Try as I might the only statement I can ever give in response to many religious festivals here is simply “I don´t get it”. Never more so than at Easter, when Spain seems to take a step up and really push the whole thing to its limits.
I try and be respectful of the beliefs of others but really I watch these processions with an amazement almost bordering on horror. The constant re-enactments of Jesus upon the cross, the men walking up the streets beating themselves with sticks and whips smeared in red paint as fake blood… Then there are the onlookers, the men and women brought to their knees, sobbing, literally sobbing as the statues of Mary or Jesus pass them by. They line the streets, every single year, just to touch the statue, to cry and lament, and scream various tributes “guapa” as she (Mary) passes them by.

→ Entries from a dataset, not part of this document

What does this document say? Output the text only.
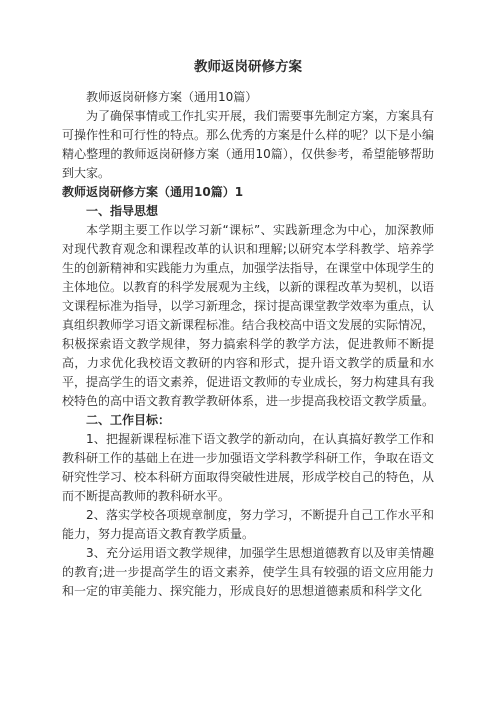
教师返岗研修方案

教师返岗研修方案（通用10篇）

为了确保事情或工作扎实开展，我们需要事先制定方案，方案具有可操作性和可行性的特点。那么优秀的方案是什么样的呢？以下是小编精心整理的教师返岗研修方案（通用10篇），仅供参考，希望能够帮助到大家。

教师返岗研修方案（通用10篇）1

一、指导思想

本学期主要工作以学习新“课标”、实践新理念为中心，加深教师对现代教育观念和课程改革的认识和理解;以研究本学科教学、培养学生的创新精神和实践能力为重点，加强学法指导，在课堂中体现学生的主体地位。以教育的科学发展观为主线，以新的课程改革为契机，以语文课程标准为指导，以学习新理念，探讨提高课堂教学效率为重点，认真组织教师学习语文新课程标准。结合我校高中语文发展的实际情况，积极探索语文教学规律，努力搞索科学的教学方法，促进教师不断提高，力求优化我校语文教研的内容和形式，提升语文教学的质量和水平，提高学生的语文素养，促进语文教师的专业成长，努力构建具有我校特色的高中语文教育教学教研体系，进一步提高我校语文教学质量。

二、工作目标：

1、把握新课程标准下语文教学的新动向，在认真搞好教学工作和教科研工作的基础上在进一步加强语文学科教学科研工作，争取在语文研究性学习、校本科研方面取得突破性进展，形成学校自己的特色，从而不断提高教师的教科研水平。

2、落实学校各项规章制度，努力学习，不断提升自己工作水平和能力，努力提高语文教育教学质量。

3、充分运用语文教学规律，加强学生思想道德教育以及审美情趣的教育;进一步提高学生的语文素养，使学生具有较强的语文应用能力和一定的审美能力、探究能力，形成良好的思想道德素质和科学文化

I read an article a few days ago entitled “Faith and Fanaticism: Religious Fervor in Early Modern Spain”. Early Modern? You don´t need to look back at Spain´s history to see religious fervor, just walk into any main street during a major religious holiday today!
I wonder, atheism aside, if it is perhaps that I originate from a more reserved culture. Even the deeply religious in the UK do not exercise this level fervor. There is no wailing, lamenting, sobbing or screaming at any of our festivals – behaviour which, even loving Spain like I do, really does make me feel more apart than ever.
Try as I might I simply do not get it.
I do not understand why a statue of Mary will reduce the young Spanish women of today to tears or why grown men will either dress in robes or fake punishment as a sign of their penance.
This Spain, however much I try, I will never comprehend. A part of time really looks forward to the finish of yet another religious holiday. Maybe I can retire to bed for a few days.